The oxidative damage of DNA is a compelling issue in molecular biophysics as it plays a vital role in the epigenetic control of gene expression and is believed to be associated with mutagenesis, carcinogenesis, and ageing. To understand the microscopic structural changes in physical properties of DNA and the resulting influence on its function due to oxidative damage of its nucleotide bases, we have conducted all-atom molecular dynamic simulations of double-stranded DNA (dsDNA) with its guanine bases being oxidized.

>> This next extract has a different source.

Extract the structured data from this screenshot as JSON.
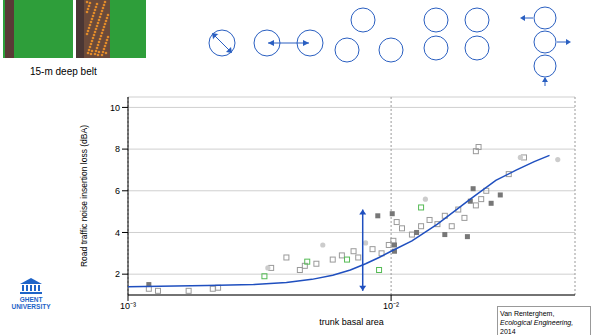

The guanine bases are more prone to oxidative damage due to the lowest value of redox potential among all nucleobases. We have analyzed the local as well as global mechanical properties of native and oxidized dsDNA and explained those results by microscopic structural parameters and thermodynamic calculations. Our results show that the oxidative damage of dsDNA does not deform the Watson-Crick geometry; instead, the oxidized DNA structures are found to be better stabilized through electrostatic interactions. Moreover, oxidative damage changes the mechanical, helical, and groove parameters of dsDNA. The persistence length, stretch modulus, and torsional stiffness are found to be 48.87 nm, 1239.26 pN, and 477.30 pN.nm^2, respectively, for native dsDNA, and these values are 61.31 nm, 659.91 pN, and 407.79 pN.nm^2, respectively, when all the guanine bases of the dsDNA are oxidized. Compared to the global mechanical properties, the changes in helical and groove properties are found to be more prominent, concentrated locally at the oxidation sites, and causing the transition of the backbone conformations from BI to BII at the regions of oxidative damage.